A corporation is an entity recognized by state statute as separate and apart from its owners. A corporation is formed by the filing of Articles of Incorporation with the Secretary of State by the incorporator or promoter. The incorporater needs to gather subscriptions from intitial investors, hold an organizational meeting where the subscriptions are approved, bylaws adopted, initial directors appointed, and the officers are elected. Concurrently with the organizational meeting the incorporator ceases to have status with the corporation and the shareholders become the new owners.
Unless otherwise provided for in its articles of incorporation, a corporation has perpetual existence. Even after the death or withdrawal of shareholder, the corporation, as a separate entity, will continue to exist. A corporation is generally known for its free transferability of interests. Generally any shareholder may donate or sell portion of shares absent by any agreement among the shareholders to the contrary. The formalities of incorporation as well as the cost of qualifying in each state in which a corporation intends to do business are disadvantages of using a corporation.
Generally the shareholders of a corporation will not be held personally liable for the corporation's debts or liabilities and shareholder's losses are generally limited to thier individual investment in the corporations stock. Individuals who purport to act for a corporation while knowing that no corporation exists, are jointly and severally liable and of course the shareholders of a small or emerging corporation may be required to personally guarenteefinancing or other obligations endered into between the corporation and a bank or other creditor. A shareholder may also be liable to third parties.
Management is separate from corporate ownership. A corporation is an artificial entity, which can only act through its agents. A corporation has centralized management through its board of directors, which in turn, elects the officers who run the day to day business operations. Although directors are not involved in the day to day management they may be liable to shareholders or creditors based upon a breach of fiduciary duty.
There are more formalites involved in the operation of a corporation as opposed to the operation of other business entities and the corporation is governed by its articles of incorporation and bylaws. The corporation must also hold annual meetings of its shareholders and directors, keep accurate records and minutes, file extra tax forms, and register in other states where it intends to do business. All corporations must continuously maintain a registered agent and registered office within its state of operation. If a corporation fails to properly adhere to corporate formalities, liabilites may result as a consequence.

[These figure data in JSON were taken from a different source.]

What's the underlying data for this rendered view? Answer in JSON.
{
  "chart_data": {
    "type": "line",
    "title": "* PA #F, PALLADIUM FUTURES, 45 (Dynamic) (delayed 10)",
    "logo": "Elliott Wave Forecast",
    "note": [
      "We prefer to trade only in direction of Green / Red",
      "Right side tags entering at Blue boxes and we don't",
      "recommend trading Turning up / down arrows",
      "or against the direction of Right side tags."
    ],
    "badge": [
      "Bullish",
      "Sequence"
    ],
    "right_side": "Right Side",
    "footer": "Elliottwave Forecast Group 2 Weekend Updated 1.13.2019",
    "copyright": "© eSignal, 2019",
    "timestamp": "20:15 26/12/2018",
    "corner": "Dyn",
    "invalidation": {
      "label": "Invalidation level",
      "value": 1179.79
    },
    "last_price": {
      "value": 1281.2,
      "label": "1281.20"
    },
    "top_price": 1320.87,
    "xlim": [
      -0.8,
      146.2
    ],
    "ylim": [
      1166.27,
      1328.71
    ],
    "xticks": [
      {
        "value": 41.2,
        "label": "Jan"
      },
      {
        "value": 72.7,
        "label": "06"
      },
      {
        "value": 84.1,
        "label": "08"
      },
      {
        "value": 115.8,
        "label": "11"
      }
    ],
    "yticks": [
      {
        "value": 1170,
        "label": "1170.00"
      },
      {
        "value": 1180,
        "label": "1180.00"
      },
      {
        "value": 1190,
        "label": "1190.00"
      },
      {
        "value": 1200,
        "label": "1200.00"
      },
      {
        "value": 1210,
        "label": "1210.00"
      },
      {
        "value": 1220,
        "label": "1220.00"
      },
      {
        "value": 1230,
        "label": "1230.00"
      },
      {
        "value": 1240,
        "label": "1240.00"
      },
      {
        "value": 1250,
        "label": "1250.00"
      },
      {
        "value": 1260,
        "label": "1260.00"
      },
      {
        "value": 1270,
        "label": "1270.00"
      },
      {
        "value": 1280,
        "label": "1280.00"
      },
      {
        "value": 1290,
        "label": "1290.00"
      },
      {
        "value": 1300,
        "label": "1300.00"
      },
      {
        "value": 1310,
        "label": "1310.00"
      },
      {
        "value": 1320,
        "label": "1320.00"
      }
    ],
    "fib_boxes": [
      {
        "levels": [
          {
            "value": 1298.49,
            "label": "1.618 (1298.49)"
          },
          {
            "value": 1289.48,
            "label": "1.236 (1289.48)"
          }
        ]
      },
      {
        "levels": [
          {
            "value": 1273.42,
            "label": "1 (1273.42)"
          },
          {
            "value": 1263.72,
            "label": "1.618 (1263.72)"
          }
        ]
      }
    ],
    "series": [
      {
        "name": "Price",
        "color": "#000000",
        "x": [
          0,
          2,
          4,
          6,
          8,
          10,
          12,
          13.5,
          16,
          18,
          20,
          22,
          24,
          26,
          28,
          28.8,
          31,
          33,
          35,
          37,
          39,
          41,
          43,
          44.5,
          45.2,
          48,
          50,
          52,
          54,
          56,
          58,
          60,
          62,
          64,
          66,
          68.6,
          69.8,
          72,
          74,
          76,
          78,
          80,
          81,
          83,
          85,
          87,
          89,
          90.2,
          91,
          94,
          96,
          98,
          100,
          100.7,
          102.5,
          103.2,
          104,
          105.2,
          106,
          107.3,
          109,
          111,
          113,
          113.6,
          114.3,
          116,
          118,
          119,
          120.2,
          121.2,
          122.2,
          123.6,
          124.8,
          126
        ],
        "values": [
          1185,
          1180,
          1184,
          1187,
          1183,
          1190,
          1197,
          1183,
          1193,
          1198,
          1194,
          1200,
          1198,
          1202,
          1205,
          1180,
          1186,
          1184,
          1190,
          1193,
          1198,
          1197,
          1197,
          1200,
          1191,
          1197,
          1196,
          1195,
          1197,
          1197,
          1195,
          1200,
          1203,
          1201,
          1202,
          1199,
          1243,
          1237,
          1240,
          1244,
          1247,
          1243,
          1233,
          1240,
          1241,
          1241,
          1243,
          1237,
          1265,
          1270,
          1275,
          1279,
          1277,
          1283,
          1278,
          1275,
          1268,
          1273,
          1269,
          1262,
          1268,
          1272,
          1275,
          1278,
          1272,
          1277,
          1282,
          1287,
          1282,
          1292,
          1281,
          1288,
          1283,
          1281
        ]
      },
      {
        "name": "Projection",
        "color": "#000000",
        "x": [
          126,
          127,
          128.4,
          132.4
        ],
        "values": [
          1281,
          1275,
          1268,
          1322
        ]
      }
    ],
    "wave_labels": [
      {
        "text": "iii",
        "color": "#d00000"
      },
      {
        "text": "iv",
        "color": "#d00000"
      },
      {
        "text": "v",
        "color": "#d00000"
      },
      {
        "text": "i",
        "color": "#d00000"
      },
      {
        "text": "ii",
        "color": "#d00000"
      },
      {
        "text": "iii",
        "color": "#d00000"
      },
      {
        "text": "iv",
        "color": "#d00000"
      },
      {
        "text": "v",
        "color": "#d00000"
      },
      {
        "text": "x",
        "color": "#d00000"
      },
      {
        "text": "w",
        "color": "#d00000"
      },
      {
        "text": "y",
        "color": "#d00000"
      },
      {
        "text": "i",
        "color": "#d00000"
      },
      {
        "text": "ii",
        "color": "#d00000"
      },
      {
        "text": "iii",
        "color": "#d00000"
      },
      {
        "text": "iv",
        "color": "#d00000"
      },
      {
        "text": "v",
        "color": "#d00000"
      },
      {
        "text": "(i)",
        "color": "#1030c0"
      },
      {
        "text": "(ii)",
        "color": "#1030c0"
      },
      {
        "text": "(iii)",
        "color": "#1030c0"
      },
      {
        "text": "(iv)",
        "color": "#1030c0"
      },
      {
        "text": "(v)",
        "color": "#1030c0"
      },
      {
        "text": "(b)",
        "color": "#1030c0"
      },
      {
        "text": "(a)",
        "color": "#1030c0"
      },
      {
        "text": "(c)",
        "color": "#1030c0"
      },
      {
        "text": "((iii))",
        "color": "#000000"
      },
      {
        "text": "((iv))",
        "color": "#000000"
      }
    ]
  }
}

There are several types of investment vehicles available to a corporation, thereby making the corporation the most flexible structure for obatianing capital. Common stock and preferred stock are most fequently issued as equity instruments. In addition, a corporation may issue bonds or other debt instruments which may be convertible into equity at a later date as an added inducement for purchasers of such securities. However a corporation must be careful not to issue to much debt in relation to its stock, or the corporation will be thinly capitalized. If the corporation is too thinly capitalized, the debt may be deemed equity for non-tax purposes. The IRS may recast the debt as equity for tax purposes and thereby create potentially adverse tax consequences.